29. it'll be okay

600 41 3
                                    


Jaevan memungut pecahan piring yang ia jatuhkan, saat ini ia menahan banyak kekesalan didadanya, kesal pada dosennya yang sangat menyebalkan hari ini, kesal karena kakaknya yang tiba-tiba menghilang tidak jelas, sedih melihat adiknya yang sakit, dan khawatir pada papanya. Jaevan tau apa yang terjadi pada papa di rumah sakit tadi termasuk penyebab memar di pipi papanya.
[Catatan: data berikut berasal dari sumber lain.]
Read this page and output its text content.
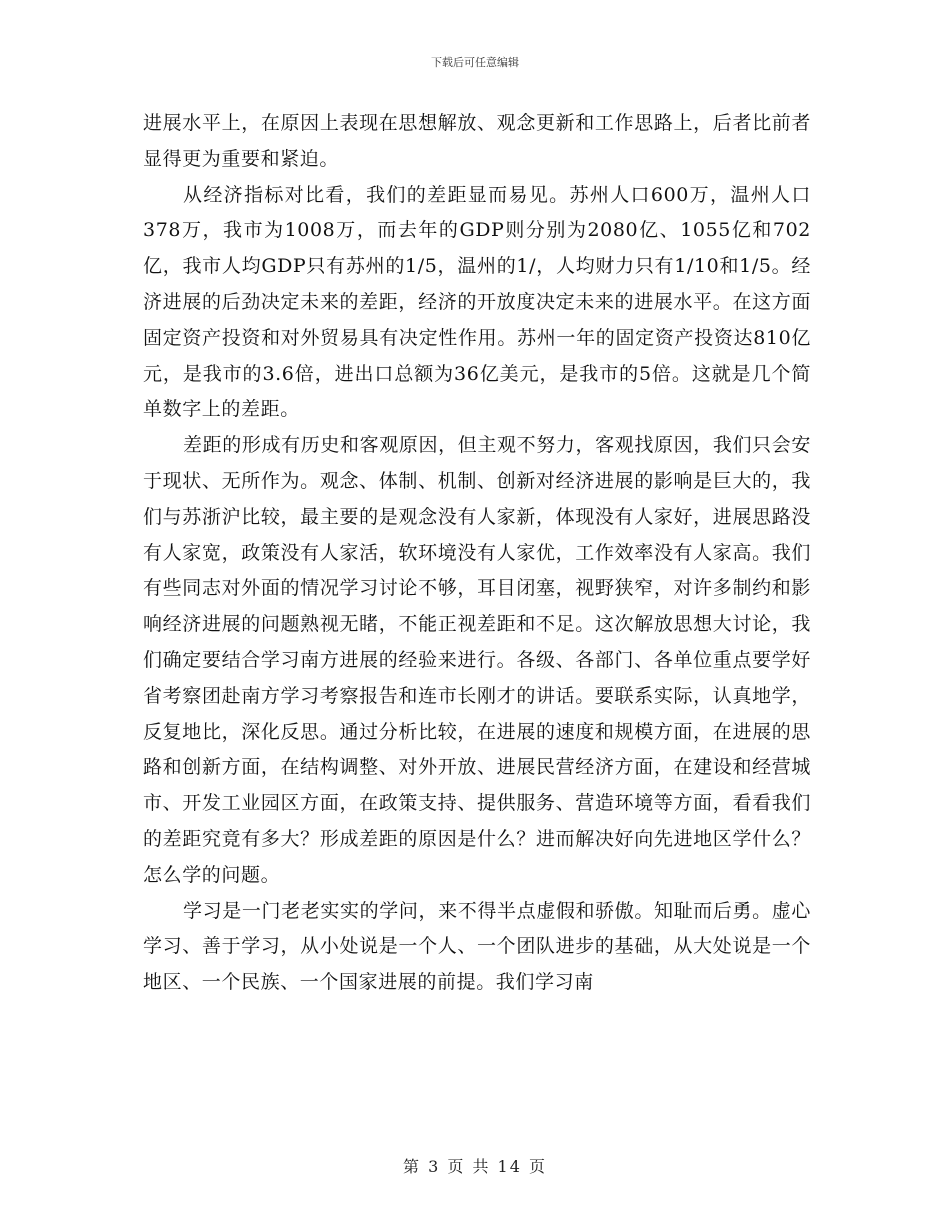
下载后可任意编辑

进展水平上，在原因上表现在思想解放、观念更新和工作思路上，后者比前者显得更为重要和紧迫。

从经济指标对比看，我们的差距显而易见。苏州人口600万，温州人口378万，我市为1008万，而去年的GDP则分别为2080亿、1055亿和702亿，我市人均GDP只有苏州的1/5，温州的1/，人均财力只有1/10和1/5。经济进展的后劲决定未来的差距，经济的开放度决定未来的进展水平。在这方面固定资产投资和对外贸易具有决定性作用。苏州一年的固定资产投资达810亿元，是我市的3.6倍，进出口总额为36亿美元，是我市的5倍。这就是几个简单数字上的差距。

差距的形成有历史和客观原因，但主观不努力，客观找原因，我们只会安于现状、无所作为。观念、体制、机制、创新对经济进展的影响是巨大的，我们与苏浙沪比较，最主要的是观念没有人家新，体现没有人家好，进展思路没有人家宽，政策没有人家活，软环境没有人家优，工作效率没有人家高。我们有些同志对外面的情况学习讨论不够，耳目闭塞，视野狭窄，对许多制约和影响经济进展的问题熟视无睹，不能正视差距和不足。这次解放思想大讨论，我们确定要结合学习南方进展的经验来进行。各级、各部门、各单位重点要学好省考察团赴南方学习考察报告和连市长刚才的讲话。要联系实际，认真地学，反复地比，深化反思。通过分析比较，在进展的速度和规模方面，在进展的思路和创新方面，在结构调整、对外开放、进展民营经济方面，在建设和经营城市、开发工业园区方面，在政策支持、提供服务、营造环境等方面，看看我们的差距究竟有多大？形成差距的原因是什么？进而解决好向先进地区学什么？怎么学的问题。

学习是一门老老实实的学问，来不得半点虚假和骄傲。知耻而后勇。虚心学习、善于学习，从小处说是一个人、一个团队进步的基础，从大处说是一个地区、一个民族、一个国家进展的前提。我们学习南

第 3 页 共 14 页
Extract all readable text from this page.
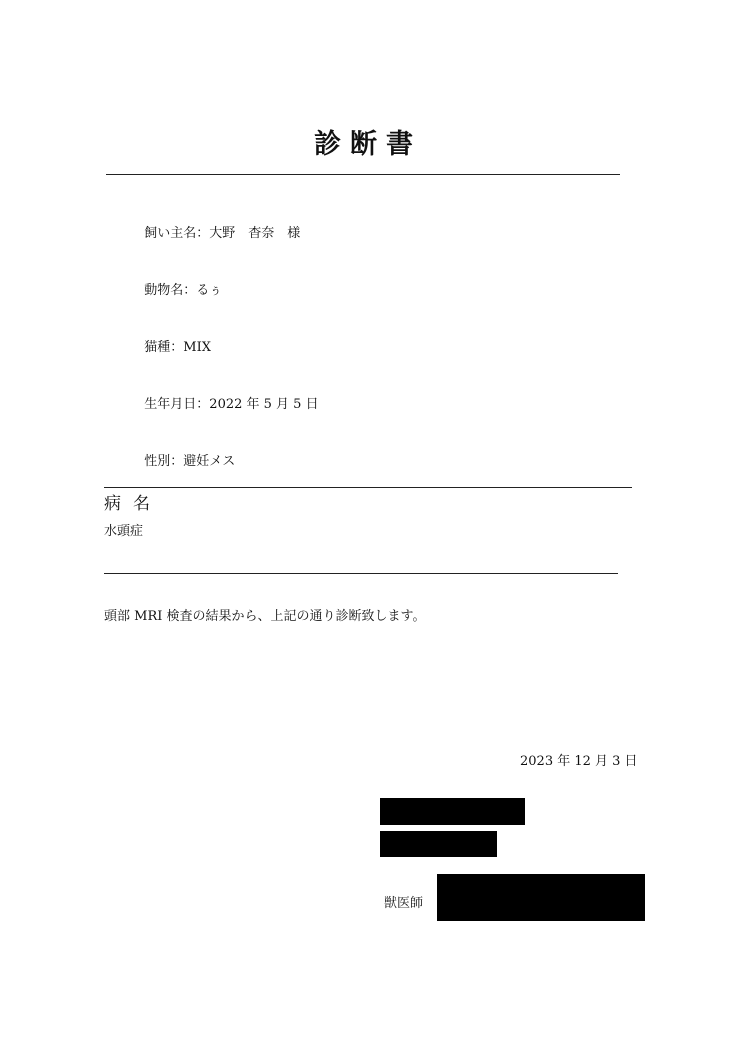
診断書

飼い主名：大野　杳奈　様

動物名：るぅ

猫種：MIX

生年月日：2022 年 5 月 5 日

性別：避妊メス

病名
水頭症
頭部 MRI 検査の結果から、上記の通り診断致します。
2023 年 12 月 3 日
獣医師
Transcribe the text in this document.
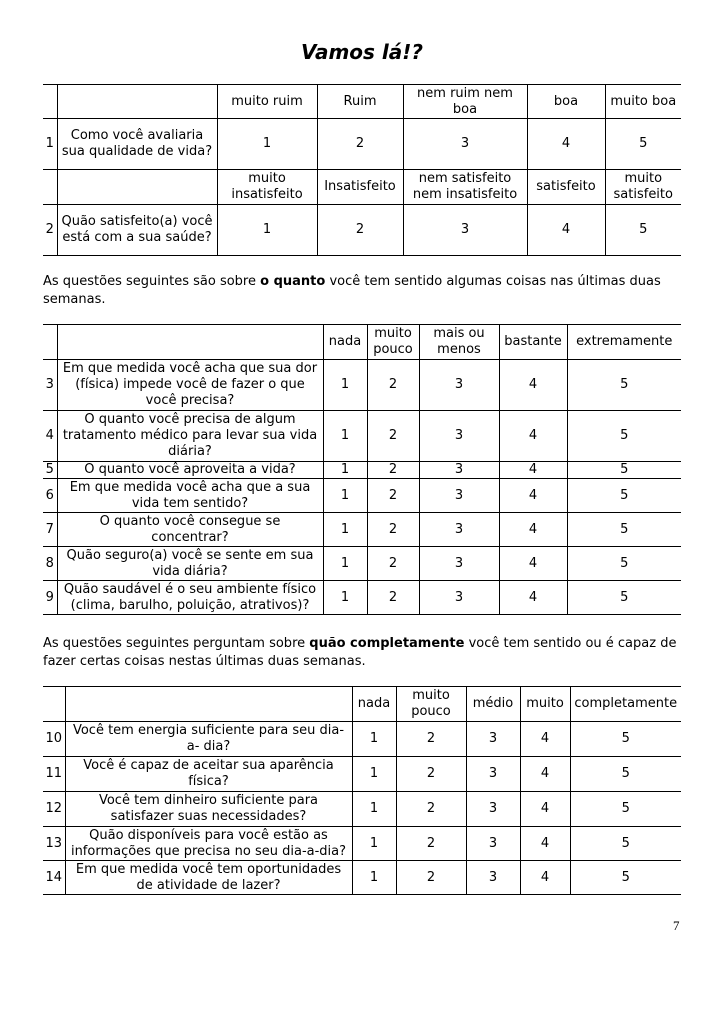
Vamos lá!?
		muito ruim	Ruim	nem ruim nem boa	boa	muito boa
1	Como você avaliaria sua qualidade de vida?	1	2	3	4	5
		muito insatisfeito	Insatisfeito	nem satisfeito nem insatisfeito	satisfeito	muito satisfeito
2	Quão satisfeito(a) você está com a sua saúde?	1	2	3	4	5
As questões seguintes são sobre o quanto você tem sentido algumas coisas nas últimas duas semanas.
		nada	muito pouco	mais ou menos	bastante	extremamente
3	Em que medida você acha que sua dor (física) impede você de fazer o que você precisa?	1	2	3	4	5
4	O quanto você precisa de algum tratamento médico para levar sua vida diária?	1	2	3	4	5
5	O quanto você aproveita a vida?	1	2	3	4	5
6	Em que medida você acha que a sua vida tem sentido?	1	2	3	4	5
7	O quanto você consegue se concentrar?	1	2	3	4	5
8	Quão seguro(a) você se sente em sua vida diária?	1	2	3	4	5
9	Quão saudável é o seu ambiente físico (clima, barulho, poluição, atrativos)?	1	2	3	4	5
As questões seguintes perguntam sobre quão completamente você tem sentido ou é capaz de fazer certas coisas nestas últimas duas semanas.
		nada	muito pouco	médio	muito	completamente
10	Você tem energia suficiente para seu dia-a- dia?	1	2	3	4	5
11	Você é capaz de aceitar sua aparência física?	1	2	3	4	5
12	Você tem dinheiro suficiente para satisfazer suas necessidades?	1	2	3	4	5
13	Quão disponíveis para você estão as informações que precisa no seu dia-a-dia?	1	2	3	4	5
14	Em que medida você tem oportunidades de atividade de lazer?	1	2	3	4	5
7
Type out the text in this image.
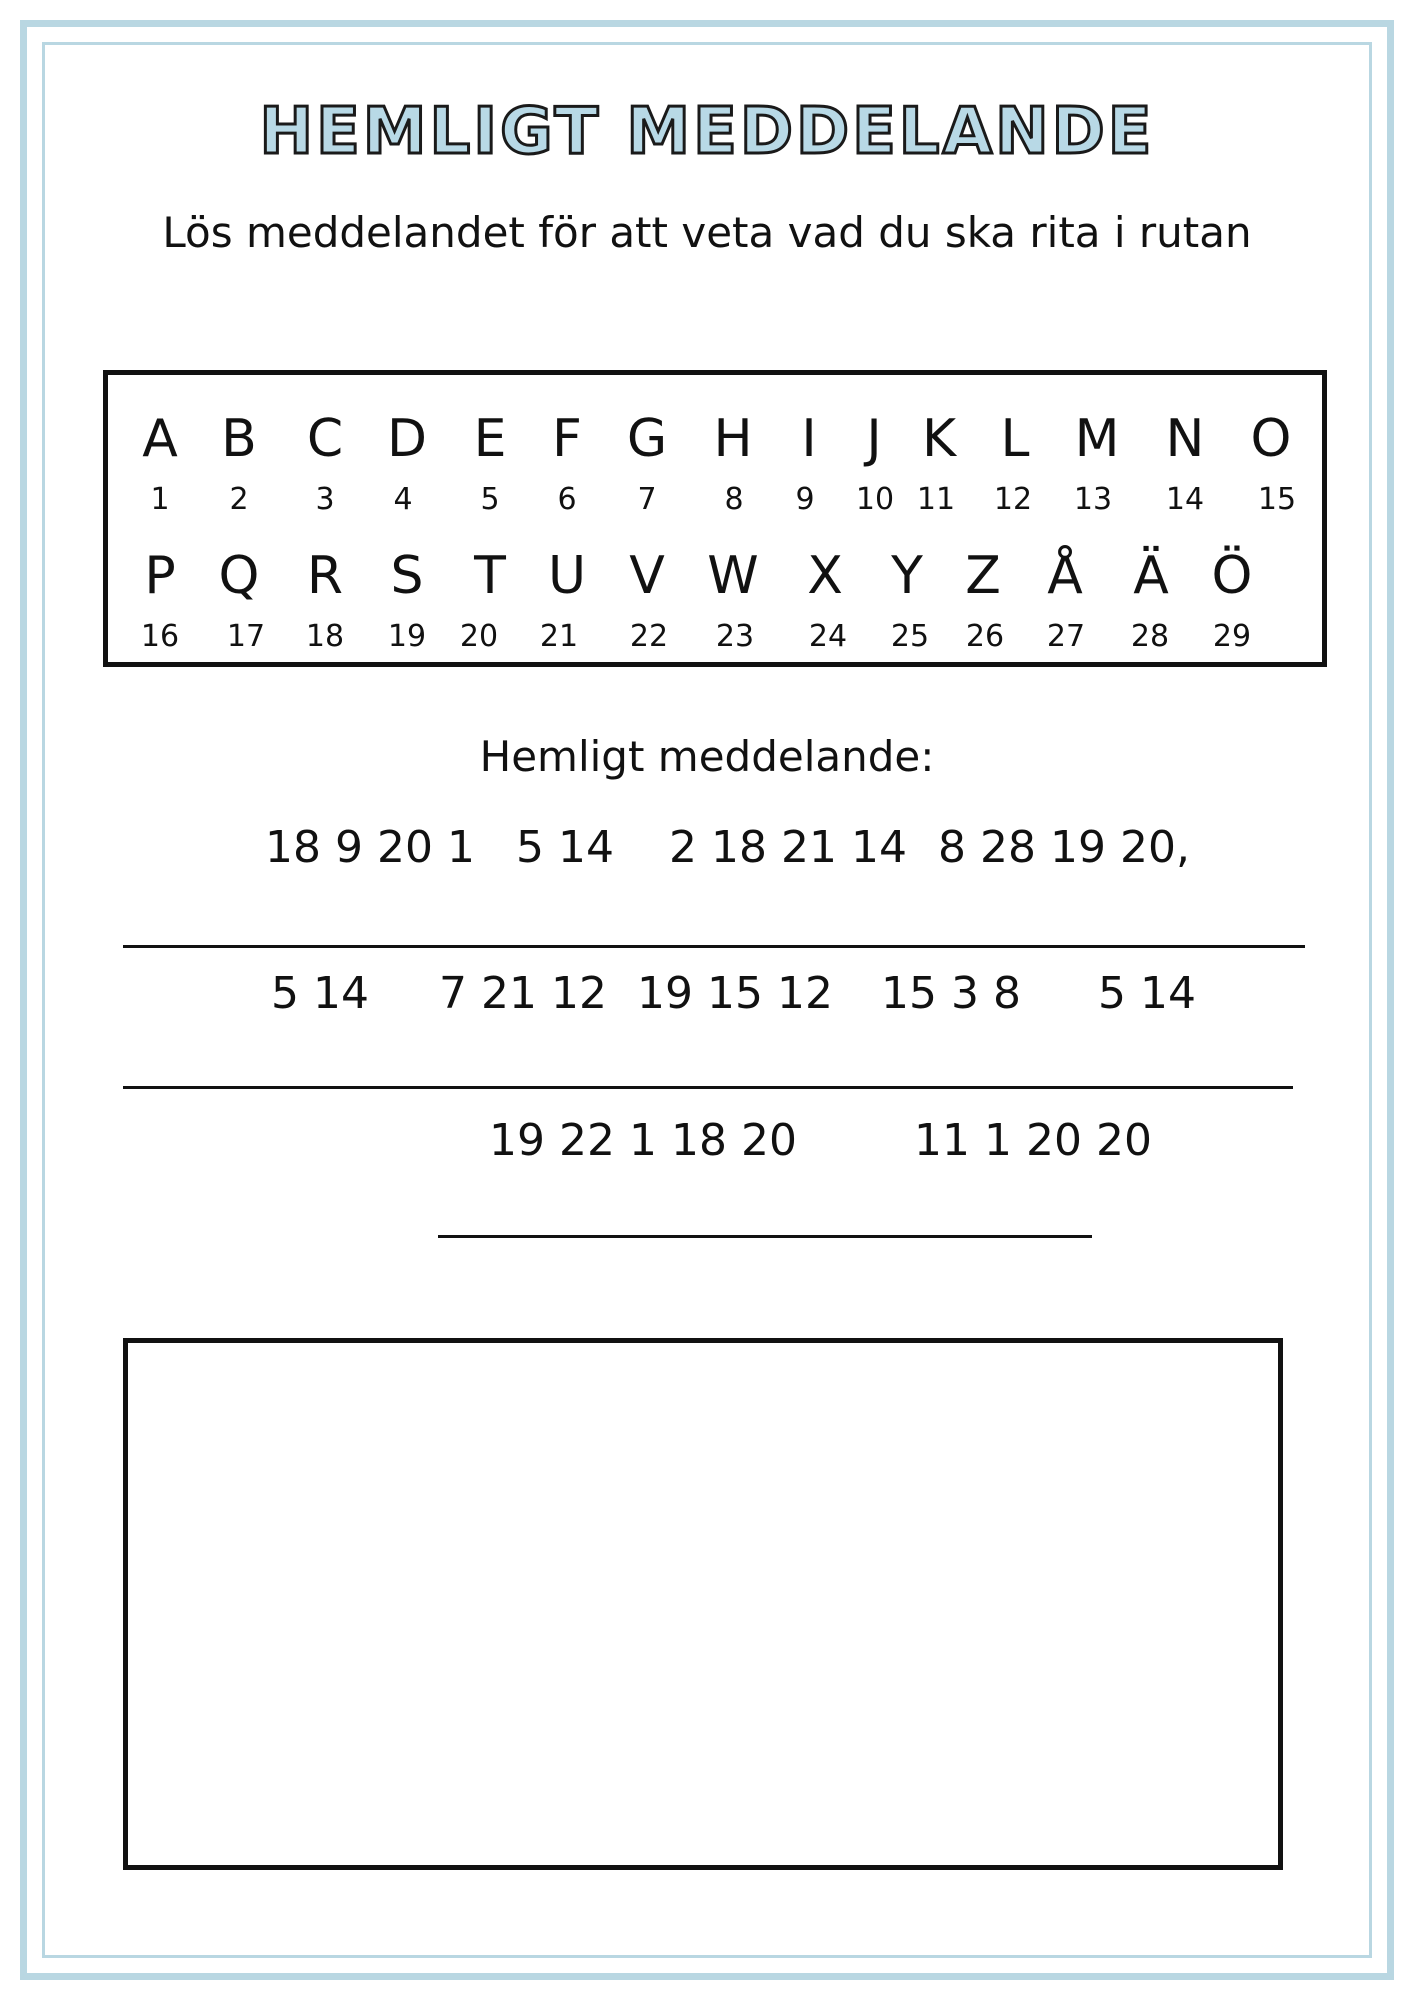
HEMLIGT MEDDELANDE
Lös meddelandet för att veta vad du ska rita i rutan
A
1
B
2
C
3
D
4
E
5
F
6
G
7
H
8
I
9
J
10
K
11
L
12
M
13
N
14
O
15
P
16
Q
17
R
18
S
19
T
20
U
21
V
22
W
23
X
24
Y
25
Z
26
Å
27
Ä
28
Ö
29
Hemligt meddelande:
18 9 20 1 5 14 2 18 21 14 8 28 19 20,
5 14 7 21 12 19 15 12 15 3 8 5 14
19 22 1 18 20	11 1 20 20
Rasanya semua yang terjadi hari ini sangat menyakitkan dan menjengkelkan, karena terlalu larut dalam pikiran jarinya pun tertusuk pecahan piring dan berdarah banyak sekali. Dan saat itulah ia menangis kencang, semua beban yang ia tahan pun tersalurkan. Nara memapah kakaknya itu untuk duduk di sofa, kemudian meraih jari tangan jaevan yang terluka untuk dibersihkan. Ia melakukan semuanya tanpa bicara, membiarkan kakaknya menangis, biar semua bebannya itu hilang dulu. Selesai membersihkan luka dan membalutnya dengan plaster, Nara meniup pelan jari Jaevan yang terluka itu, selesai meniup Nara beralih menatap Jaevan kemudian memeluknya, tangis kakaknya belum mereda.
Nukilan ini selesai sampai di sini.